Qui suis je si je ne suis ni mon corps, ni mes émotions, ni mes pensées?
Chaque jours des milliards de cellules meurent et d'autres se recréent, avec ce que nous mangeons, donc en fonction de notre environnement, changeant. Les cellules de notre corps se sont entièrement renouvelées selon les tissus en quelques jours !
Nos pensées vont et viennent, quelle était ma pensée de mardi dernier à 11h? Elle n'est plus. Ce qui me préoccupait hier ne me préoccupe plus aujourd'hui. A 5 ans j'avais peur du monstre sous mon lit, plus actuellement. Par contre à présent, j'ai peur de ne pas pouvoir subvenir à mes besoins. Peut-être plus dans 10 ans. Les pensées évoluent, viennent, restent un moment puis repartent. D'autres les remplacent.
Il en va de même pour les émotions, avant hier gros chagrin, deux jours après ça va mieux, une bonne nouvelle et je suis en joie.
Mes sensations ne sont que passagères, j'ai mal ici, ça picote là et puis ça s'en va.
Si le trinôme pensées-émotions-sensations varient sans cesse, est ce que cela peut me définir ? Si ce trinôme est en permanence influençable par mon environnement, mes héritages karmiques et génétiques, peut il me définir ?
Si je ne suis pas ce trinôme fluctuant sans arrêt, qui suis je, qu'est ce que signifie être moi ?
Et si la réponse se situait en amont de cette trilogie ? Si le regard existait avant l'action de regarder ?
Si derrière, il y a avait une observation, un observateur qui constatait tout ce qui se passait, sans jugement, sans intervention, sans limitation ? Avez vous déjà perçu ce qui est là en amont de la pensée qui se crée ?
Comme un spectateur qui regarderait un film projeté sur l'écran de la trilogie, le film change, les émotions et les pensées vont et viennent, le corps se transforme. Cependant le spectateur reste et accueille, tout ce qui s'y passe. Le regard se fait.
Cette part moi observante immuable toujours présente serait le réceptacle de tout, antérieur à tout ce qui apparaît à la surface de l'écran, antérieur au trinôme pensée-émotion-sensation. Notre essence véritable, ce qui est avant la conscience de la pensée projetée "je suis" qui constate toujours a posteriori, quand c'est déjà fait.
Pour le percevoir, percevoir ce qui a toujours était et ne nous a jamais quitté, il faut tourner le regard, inverser le processus, retrouver la présence à soi, ne plus se projeter à l'extérieur. Non plus l'extérieur qui définit mon intérieur mais mon intérieur qui engendre mon extérieur par l'élan de cette présence.

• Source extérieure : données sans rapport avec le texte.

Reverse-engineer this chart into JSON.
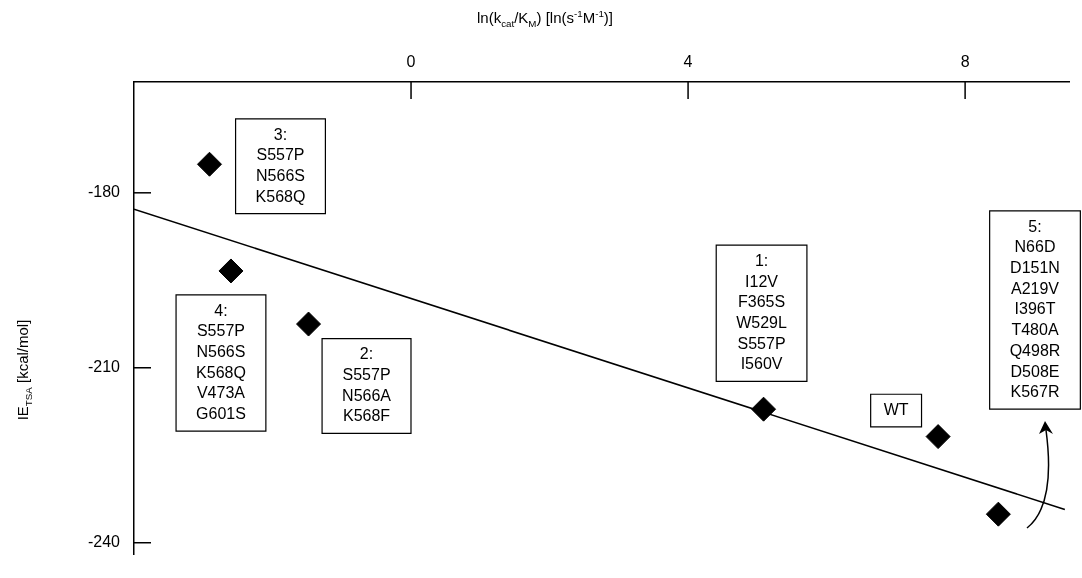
{
  "chart_data": {
    "type": "scatter",
    "xlabel": "ln(k$_{cat}$/K$_{M}$) [ln(s$^{-1}$M$^{-1}$)]",
    "ylabel": "IE$_{TSA}$ [kcal/mol]",
    "series": [
      {
        "type": "scatter",
        "color": "#000000",
        "marker": "diamond",
        "x": [
          -2.91,
          -2.6,
          -1.48,
          5.09,
          7.61,
          8.48
        ],
        "values": [
          -175.1,
          -193.4,
          -202.5,
          -217.1,
          -221.8,
          -235.1
        ]
      },
      {
        "type": "line",
        "color": "#000000",
        "marker": "none",
        "x": [
          -4,
          9.44
        ],
        "values": [
          -182.8,
          -234.3
        ]
      }
    ],
    "xlim": [
      -4,
      9.5
    ],
    "ylim": [
      -242,
      -161
    ],
    "xticks": [
      0,
      4,
      8
    ],
    "yticks": [
      -180,
      -210,
      -240
    ],
    "annotations": [
      {
        "text": "3:\nS557P\nN566S\nK568Q",
        "x": -2.91,
        "y": -175.1
      },
      {
        "text": "4:\nS557P\nN566S\nK568Q\nV473A\nG601S",
        "x": -2.6,
        "y": -193.4
      },
      {
        "text": "2:\nS557P\nN566A\nK568F",
        "x": -1.48,
        "y": -202.5
      },
      {
        "text": "1:\nI12V\nF365S\nW529L\nS557P\nI560V",
        "x": 5.09,
        "y": -217.1
      },
      {
        "text": "WT",
        "x": 7.61,
        "y": -221.8
      },
      "5:\nN66D\nD151N\nA219V\nI396T\nT480A\nQ498R\nD508E\nK567R"
    ]
  }
}
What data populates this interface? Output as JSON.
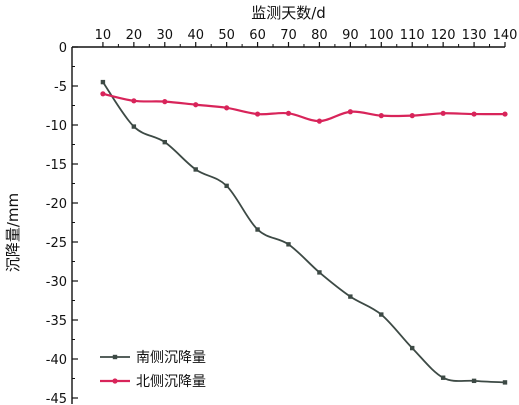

Ce qui me manque, ma nature véritable, ce que l'on est réellement, n'est jamais né pour mourir, c'est.
Le manque est la perte de contact de cette présence, la perte de repère qui en découle, la perte de notre socle intemporel, sécurisant et paisible.
Recontacter cet océan silencieux c'est retrouver notre vraie nature.
Tant que j'en serais coupé, je m'agiterais, je me propulserais vers l'extérieur, cherchant dans les variables à me définir. Alors que c'est juste là, juste à côté, juste en amont, quand je me pose, quand je dissous toutes les variables, toutes les vagues apparemment séparées. Je découvre alors un océan paisible, immuable, infini, immense, présent, secure, impersonnel. L'océan ne m'appartient pas.
Juste un regard à poser. Un regard qui se regarde.